How is your exercise routine? Are you a regular, up and out every morning pounding the streets or hitting the gym? Or maybe your workout routine could benefit from a little more oomph?! Whichever workout routine you subscribe to, I’ve no doubt that you are gradually seeing the results of your efforts. If it’s the former, then you’re seeing your body become leaner, more toned and stronger with the added benefit that your stamina is improving along with your flexibility and probably also your eating habits. I’m guessing you’re also feeling more energised and experiencing a more optimistic view of the world.
And how about the latter? Is your body becoming a little podgier in those difficult to control areas? Your stamina may be less than desirable and running for the proverbial bus leaves you huffing and puffing like a steam train! Your energy levels have decreased and so you find yourself reaching for high calorie energy boosting foods and so the cycle of podginess continues. It doesn’t paint a great picture, does it?!
For most of us, we probably exist somewhere between these two ‘extremes’. In order to maintain a semblance of a balanced life, we don’t plan to spend hours at the gym or running regular marathons. However, without a structured health and fitness plan, we have a tendency to start and stop our fitness goals, so our progress becomes bumpy and uninspiring.
Physical exercise is a great analogy for how we live our lives, because exercise, or the lack of it, becomes visible over time, in the first instance to ourselves (if we’re prepared to acknowledge it) and then externally to everyone else.
The description of an exercise routine provides a great analogy for our lives, and particularly our philosophy on life and the actions we take on our personal development, taken in the widest sense of the words.
Our philosophy on life will cause many things to happen to us, whether that turns out to be good or bad. Thus if we choose not to exercise our body or our brain, then the relative parts will become flabby and less effective than they could otherwise be.
The problem is that as a species we would like an easy life! We would love to stay in our comfort zones, but at the same time we would like our bodies and brains to be toned. Although, to be honest, what would be the point of this? If we have no intention of stretching ourselves beyond our current existence, then what would be the point of taking ourselves outside our comfort zones to a different kind of existence?
In answer to this, I’m going to suggest that although you may be, for the most part, happy with your current level of development, existence, success (you may use your own pertinent word here), there is at least one thing (but probably more) that causes you to feel dissatisfied. And this is the reason you need to move out of your comfort zone. This could relate to any (or many) areas of your life eg, financial, relationships, health, fitness, organisation, intellect, fun time, relaxation etc. The list isn’t exhaustive as I’m sure you could add many more areas which might warrant closer examination.
Let’s consider a specific area which affects all of us: our personal finances.
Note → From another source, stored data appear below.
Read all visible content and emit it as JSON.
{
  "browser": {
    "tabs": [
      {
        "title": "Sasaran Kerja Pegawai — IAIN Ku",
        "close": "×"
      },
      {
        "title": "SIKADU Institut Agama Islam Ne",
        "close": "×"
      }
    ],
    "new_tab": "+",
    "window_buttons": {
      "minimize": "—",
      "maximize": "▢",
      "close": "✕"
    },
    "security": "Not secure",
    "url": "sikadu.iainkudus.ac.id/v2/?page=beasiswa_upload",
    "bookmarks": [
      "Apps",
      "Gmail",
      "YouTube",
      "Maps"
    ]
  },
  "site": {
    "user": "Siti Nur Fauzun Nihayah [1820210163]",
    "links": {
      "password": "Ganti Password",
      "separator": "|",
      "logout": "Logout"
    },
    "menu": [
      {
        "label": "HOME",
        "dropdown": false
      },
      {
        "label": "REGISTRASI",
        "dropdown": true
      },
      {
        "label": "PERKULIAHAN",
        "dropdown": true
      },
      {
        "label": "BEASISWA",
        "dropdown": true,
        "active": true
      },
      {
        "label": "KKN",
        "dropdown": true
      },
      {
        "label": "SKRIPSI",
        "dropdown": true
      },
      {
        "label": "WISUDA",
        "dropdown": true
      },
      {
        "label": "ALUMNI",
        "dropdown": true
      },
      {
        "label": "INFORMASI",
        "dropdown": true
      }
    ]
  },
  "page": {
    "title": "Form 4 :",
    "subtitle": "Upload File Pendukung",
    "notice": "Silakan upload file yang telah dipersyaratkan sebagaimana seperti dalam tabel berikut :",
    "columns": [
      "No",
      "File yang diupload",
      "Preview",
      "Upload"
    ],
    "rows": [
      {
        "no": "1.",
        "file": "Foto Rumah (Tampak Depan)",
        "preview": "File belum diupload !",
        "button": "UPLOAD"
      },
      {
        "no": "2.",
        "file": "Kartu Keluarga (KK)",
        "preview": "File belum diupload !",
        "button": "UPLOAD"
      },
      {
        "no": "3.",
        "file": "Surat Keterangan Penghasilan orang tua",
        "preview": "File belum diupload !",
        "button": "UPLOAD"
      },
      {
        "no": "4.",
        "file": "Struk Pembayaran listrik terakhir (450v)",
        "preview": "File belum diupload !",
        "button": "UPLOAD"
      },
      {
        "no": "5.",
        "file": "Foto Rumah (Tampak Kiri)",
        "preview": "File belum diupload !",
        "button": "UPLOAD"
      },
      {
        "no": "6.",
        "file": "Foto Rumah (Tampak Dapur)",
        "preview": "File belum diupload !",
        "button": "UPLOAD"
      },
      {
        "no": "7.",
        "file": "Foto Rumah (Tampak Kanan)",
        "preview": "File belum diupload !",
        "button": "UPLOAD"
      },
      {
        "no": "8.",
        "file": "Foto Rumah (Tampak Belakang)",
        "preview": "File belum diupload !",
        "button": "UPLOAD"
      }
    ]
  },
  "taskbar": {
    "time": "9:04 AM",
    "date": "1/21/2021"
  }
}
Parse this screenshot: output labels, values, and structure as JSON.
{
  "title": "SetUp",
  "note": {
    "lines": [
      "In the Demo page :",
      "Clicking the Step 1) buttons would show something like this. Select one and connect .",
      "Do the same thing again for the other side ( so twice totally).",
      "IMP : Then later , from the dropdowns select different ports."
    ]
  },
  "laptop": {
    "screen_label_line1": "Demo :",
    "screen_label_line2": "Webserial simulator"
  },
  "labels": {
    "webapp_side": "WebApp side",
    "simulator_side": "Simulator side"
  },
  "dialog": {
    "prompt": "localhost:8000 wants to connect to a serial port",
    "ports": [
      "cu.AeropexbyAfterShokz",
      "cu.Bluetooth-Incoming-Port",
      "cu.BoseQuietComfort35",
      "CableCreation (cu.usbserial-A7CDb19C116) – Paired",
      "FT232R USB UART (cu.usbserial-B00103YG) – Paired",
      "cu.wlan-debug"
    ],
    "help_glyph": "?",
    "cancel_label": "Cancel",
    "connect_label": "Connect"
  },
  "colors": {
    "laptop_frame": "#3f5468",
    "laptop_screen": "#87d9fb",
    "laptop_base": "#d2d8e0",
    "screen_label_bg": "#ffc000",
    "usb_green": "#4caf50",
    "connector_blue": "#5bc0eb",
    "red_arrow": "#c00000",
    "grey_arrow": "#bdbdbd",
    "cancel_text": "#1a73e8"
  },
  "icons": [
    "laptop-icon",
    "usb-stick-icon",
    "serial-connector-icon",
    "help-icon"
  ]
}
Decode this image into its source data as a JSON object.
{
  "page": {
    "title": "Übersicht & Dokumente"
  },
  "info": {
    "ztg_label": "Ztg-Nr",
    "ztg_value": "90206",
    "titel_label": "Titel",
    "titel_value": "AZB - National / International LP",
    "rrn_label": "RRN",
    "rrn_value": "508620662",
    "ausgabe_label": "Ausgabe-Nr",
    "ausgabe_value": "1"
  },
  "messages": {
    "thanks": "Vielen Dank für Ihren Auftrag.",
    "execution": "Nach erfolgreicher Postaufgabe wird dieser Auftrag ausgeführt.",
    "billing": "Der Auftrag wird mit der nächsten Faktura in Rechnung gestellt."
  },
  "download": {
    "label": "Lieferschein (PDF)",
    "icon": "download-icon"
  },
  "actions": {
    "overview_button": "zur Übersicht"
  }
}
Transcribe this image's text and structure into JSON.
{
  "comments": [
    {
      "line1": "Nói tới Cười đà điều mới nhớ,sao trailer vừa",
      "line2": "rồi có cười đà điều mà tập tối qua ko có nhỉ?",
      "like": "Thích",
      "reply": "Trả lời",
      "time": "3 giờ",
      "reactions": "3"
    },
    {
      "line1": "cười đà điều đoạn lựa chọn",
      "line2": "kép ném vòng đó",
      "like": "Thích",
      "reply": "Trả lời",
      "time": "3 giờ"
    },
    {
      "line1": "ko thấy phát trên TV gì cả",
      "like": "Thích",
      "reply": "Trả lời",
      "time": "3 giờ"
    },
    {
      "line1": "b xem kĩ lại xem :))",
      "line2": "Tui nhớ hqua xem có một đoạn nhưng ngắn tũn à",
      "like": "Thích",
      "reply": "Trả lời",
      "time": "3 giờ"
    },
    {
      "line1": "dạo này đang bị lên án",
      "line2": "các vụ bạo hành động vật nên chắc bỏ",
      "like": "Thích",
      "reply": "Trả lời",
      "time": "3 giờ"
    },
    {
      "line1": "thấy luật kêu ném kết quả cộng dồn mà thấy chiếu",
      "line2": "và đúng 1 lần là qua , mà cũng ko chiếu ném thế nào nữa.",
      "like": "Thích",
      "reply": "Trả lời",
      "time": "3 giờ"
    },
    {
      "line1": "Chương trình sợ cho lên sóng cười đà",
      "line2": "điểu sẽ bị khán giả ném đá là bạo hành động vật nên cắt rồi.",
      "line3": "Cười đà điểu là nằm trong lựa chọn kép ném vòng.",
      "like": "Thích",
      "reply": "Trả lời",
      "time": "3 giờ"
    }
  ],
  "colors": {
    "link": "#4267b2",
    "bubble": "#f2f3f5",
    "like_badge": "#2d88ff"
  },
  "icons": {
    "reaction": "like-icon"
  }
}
In a culture of instant gratification, finances can really take a battering! At first, nothing is visible internally or externally. It’s acceptable to live from pay day to pay day, spending all or nearly all of what we earn to fund a lifestyle that we believe we deserve (we work hard!). In time this may be further extended to paying for items on credit cards or loans, which, gives us the lifestyle we desire, but at a cost to our future selves.
Contrast this with those who prefer to live well within their means, saving modest sums regularly so that when it’s time for a big purchase they will be able to pay upfront. Their lifestyle may not be as extravagant as their neighbours, but, it’s not noticeably less desirable either.
Now, advance 10 years.
Whilst each of these imaginary couples appear to live similar lives, with the addition of time, the differences become very apparent. Couple one are limited in their choices – for holidays, cars and furnishings, but more importantly, in their choices for career and lifestyle. Without the continuous receiving of a regular and sufficient salary, their world would crumble. Their debt levels have risen to the extent that each month is a struggle to make the repayments and additional purchases are now a thing of the past. Life has become stressful with limited choices.
Couple two however, have a lifestyle which they can comfortably sustain. Their savings are now sufficient that, if they wanted, they could reduce their hours or change jobs to a less demanding role, freeing up time for more leisurely activities. Their needs, which are moderate, are easily met by the amount of income they generate through salaries and passive means.
In some ways, this is the story of the tortoise and the hare, where slow and steady wins the race every time. Superficially this may be true, but we need to be a bit more aggressive in our approach than the steady tortoise whilst curbing our keenness to win the game at any cost like the hare.
Instead it’s important to strike a balance and make steady and improving progress over time. After all, as we all know, if we just keep doing the same things over and over, even if they are good things, we will inevitably be standing still. Our bodies, finances, relationships etc need constant tending in order to get the best from them.
So, what can you stretch a little today that will make a small improvement? Make this action a priority and then follow up with more and improving actions on a daily basis. In the end it’s the small but consistent improvements which will count, which is far easier than trying to catch up when it’s too big and too late!